Abeilles domestiques : elles butinent, meurent et nous bientôt avec …
Résumer le rôle de l’abeille en celui d’une simple faiseuse de miel est tristement réducteur. Dans le monde, 84% des plantes à  fleurs se reproduisent grce à  la pollinisation par les insectes qui butinent. Ce sont donc 35% de la production mondiale de fruits et légumes qui dépend des insectes.  Le plus actif de ces insectes est l’abeille domestique,  Apis mellifera, qui est à  elle seule capable de multiplier par 7  le rendement d’une culture.  Or, depuis le début de ce XXIe siècle, les colonies d’abeilles sont victimes d’une hécatombe et tant les scientifiques que les apiculteurs pataugent sans pouvoir désigner un ou des coupables avérés ni défendre leurs ruches.

Les  amandes  de  Californie

La production d’amandes en Californie a supplanté en volume financier les traditionnelles cultures d’agrumes et de raisin. Des milliers d’hectares ont été plantés d’amandiers, qu’il s’agit de fertiliser lors de la floraison.  Le truc ?  Louer des colonies d’abeilles à  des pros de ce circuit particulier qui voyagent à  travers les USA selon la demande avec leurs ruches chargées sur un semi-remorque. Des déplacements de parfois 1’500 km, en 48 heures non-stop, pour des abeilles complètement stressées.    A l’arrivée, les ruches sont réparties dans les vergers, et au boulot les filles !  Elles n’ont à  butiner QUE des fleurs d’amandier, alors qu’il leur faut un régime de pollens diversifiés; les apiculteurs sont donc contraints de leur fournir … des compléments alimentaires sous forme de tablettes déposées dans les ruches.

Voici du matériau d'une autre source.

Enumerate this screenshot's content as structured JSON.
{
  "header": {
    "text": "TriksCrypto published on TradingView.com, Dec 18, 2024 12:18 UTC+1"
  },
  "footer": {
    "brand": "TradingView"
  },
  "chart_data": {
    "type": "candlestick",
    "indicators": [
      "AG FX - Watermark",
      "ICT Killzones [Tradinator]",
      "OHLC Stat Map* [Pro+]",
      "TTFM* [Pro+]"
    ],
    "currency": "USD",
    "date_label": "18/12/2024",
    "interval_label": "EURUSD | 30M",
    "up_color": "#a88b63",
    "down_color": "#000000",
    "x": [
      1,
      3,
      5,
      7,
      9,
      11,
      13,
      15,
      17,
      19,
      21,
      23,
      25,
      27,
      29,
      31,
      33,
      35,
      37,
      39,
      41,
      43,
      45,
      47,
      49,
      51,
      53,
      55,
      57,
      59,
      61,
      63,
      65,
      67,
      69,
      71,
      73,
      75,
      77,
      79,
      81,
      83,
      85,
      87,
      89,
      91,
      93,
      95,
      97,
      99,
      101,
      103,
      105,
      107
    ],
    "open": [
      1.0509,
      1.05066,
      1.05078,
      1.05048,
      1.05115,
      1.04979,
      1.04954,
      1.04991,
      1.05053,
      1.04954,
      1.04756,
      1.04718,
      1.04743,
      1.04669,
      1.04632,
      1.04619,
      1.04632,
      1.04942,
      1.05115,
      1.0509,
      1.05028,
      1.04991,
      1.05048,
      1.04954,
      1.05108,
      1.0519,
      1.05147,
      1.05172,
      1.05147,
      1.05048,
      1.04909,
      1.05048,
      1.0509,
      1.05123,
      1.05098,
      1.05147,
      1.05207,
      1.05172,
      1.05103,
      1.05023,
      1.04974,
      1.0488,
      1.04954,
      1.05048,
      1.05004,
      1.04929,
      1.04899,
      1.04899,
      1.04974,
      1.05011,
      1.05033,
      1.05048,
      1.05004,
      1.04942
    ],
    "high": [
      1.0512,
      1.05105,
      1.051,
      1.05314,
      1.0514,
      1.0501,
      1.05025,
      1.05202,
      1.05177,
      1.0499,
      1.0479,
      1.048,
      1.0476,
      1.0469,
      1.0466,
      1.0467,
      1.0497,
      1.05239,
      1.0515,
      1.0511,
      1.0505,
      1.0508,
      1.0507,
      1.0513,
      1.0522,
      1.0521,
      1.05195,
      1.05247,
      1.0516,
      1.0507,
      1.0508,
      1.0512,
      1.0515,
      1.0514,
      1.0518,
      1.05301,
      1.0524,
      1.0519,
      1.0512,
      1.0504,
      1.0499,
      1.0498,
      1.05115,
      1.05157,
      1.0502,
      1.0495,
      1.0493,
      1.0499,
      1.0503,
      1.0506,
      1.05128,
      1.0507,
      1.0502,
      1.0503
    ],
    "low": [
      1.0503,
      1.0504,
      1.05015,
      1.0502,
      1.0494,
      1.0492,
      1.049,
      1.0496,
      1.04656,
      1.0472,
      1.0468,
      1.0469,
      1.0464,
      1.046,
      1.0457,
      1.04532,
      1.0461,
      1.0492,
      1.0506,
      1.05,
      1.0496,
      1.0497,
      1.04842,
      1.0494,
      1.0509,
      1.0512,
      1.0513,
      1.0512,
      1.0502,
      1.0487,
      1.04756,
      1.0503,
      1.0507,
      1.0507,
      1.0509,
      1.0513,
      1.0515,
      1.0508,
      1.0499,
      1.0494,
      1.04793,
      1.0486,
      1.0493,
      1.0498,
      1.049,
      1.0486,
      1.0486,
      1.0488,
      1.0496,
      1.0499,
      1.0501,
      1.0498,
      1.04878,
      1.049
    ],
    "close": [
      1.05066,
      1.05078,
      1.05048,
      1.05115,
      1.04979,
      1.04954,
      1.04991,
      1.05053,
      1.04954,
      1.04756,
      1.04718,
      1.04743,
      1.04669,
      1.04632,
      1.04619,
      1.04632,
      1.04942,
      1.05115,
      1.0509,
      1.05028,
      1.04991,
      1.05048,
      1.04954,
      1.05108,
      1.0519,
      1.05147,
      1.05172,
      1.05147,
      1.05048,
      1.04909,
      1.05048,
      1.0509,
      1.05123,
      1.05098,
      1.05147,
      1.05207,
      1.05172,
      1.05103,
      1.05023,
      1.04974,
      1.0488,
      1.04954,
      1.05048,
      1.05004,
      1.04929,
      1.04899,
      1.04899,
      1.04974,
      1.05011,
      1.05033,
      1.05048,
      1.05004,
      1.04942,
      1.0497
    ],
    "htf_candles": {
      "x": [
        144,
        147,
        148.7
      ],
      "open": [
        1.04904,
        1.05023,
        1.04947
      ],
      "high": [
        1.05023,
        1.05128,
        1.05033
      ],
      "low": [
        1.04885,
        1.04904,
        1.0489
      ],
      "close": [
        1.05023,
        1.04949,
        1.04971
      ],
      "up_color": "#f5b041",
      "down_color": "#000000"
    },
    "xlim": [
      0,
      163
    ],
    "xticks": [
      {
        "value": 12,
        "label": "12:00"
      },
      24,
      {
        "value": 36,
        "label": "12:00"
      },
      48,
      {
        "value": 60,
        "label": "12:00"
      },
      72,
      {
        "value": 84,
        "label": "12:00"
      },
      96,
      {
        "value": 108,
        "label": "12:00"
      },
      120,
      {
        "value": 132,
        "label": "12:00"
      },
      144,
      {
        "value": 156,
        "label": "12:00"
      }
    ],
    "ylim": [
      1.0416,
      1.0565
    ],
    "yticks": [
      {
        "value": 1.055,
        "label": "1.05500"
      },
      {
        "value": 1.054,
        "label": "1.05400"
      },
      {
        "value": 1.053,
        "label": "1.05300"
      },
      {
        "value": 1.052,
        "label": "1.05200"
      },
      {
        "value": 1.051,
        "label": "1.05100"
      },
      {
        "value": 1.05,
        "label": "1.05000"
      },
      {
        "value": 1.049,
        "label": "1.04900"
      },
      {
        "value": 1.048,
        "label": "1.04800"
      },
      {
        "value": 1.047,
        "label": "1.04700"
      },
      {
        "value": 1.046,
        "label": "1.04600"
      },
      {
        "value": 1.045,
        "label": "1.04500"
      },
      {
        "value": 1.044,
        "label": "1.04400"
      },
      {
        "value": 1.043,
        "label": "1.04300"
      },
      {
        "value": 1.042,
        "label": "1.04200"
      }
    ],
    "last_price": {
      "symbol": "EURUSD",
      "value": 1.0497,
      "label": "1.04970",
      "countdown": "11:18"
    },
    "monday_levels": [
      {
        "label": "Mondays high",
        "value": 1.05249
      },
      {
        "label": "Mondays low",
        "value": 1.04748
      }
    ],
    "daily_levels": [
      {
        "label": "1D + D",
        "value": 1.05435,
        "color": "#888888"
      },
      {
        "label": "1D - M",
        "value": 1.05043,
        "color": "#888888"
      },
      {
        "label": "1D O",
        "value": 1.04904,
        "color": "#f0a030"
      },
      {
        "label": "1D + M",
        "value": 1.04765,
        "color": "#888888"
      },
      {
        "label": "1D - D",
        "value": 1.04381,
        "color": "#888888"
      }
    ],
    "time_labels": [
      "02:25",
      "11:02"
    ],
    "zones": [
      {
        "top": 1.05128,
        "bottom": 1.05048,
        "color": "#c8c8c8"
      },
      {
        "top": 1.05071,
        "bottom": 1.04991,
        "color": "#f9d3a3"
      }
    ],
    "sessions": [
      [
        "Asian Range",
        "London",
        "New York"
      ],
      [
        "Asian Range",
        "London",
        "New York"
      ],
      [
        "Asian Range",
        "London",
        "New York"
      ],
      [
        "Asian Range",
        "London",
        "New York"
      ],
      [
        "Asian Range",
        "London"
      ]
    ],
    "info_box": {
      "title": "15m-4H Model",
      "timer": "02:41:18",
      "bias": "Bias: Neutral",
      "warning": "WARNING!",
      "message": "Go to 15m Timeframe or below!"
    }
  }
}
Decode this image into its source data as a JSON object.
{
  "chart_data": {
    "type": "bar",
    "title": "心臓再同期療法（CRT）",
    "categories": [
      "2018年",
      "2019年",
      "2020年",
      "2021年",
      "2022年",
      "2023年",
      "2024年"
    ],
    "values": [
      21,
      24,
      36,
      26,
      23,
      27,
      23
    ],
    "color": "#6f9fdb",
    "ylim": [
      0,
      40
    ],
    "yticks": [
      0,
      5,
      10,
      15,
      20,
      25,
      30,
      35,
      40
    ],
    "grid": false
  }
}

En 2006 il y avait aux USA  1’500 apiculteurs professionnels  qui possédaient et exploitaient  2,4 millions de ruches. Mais l’hécatombe identifiée comme telle en 2002  seulement continue :  32% de pertes en 2007,  36% en 2008,  probablement 29%  en 2009 .  Alors que le taux de mortalité habituel à  cause des rigueurs de l’hiver oscille entre  8 et 10% .

Loi du marché :  pour les producteurs d’amandes californiens, la location  d’abeilles est passée  en 2004 de 45 $ à  125 $, puis en 2006 à  260 $ .  Y’a presque plus d’abeilles, mon pauv’monsieur …  Et comme y’a pas de ruche sans reine et qu’une seule reine ( en production industrielle ) coûte 20 $,  ça paie plus rien.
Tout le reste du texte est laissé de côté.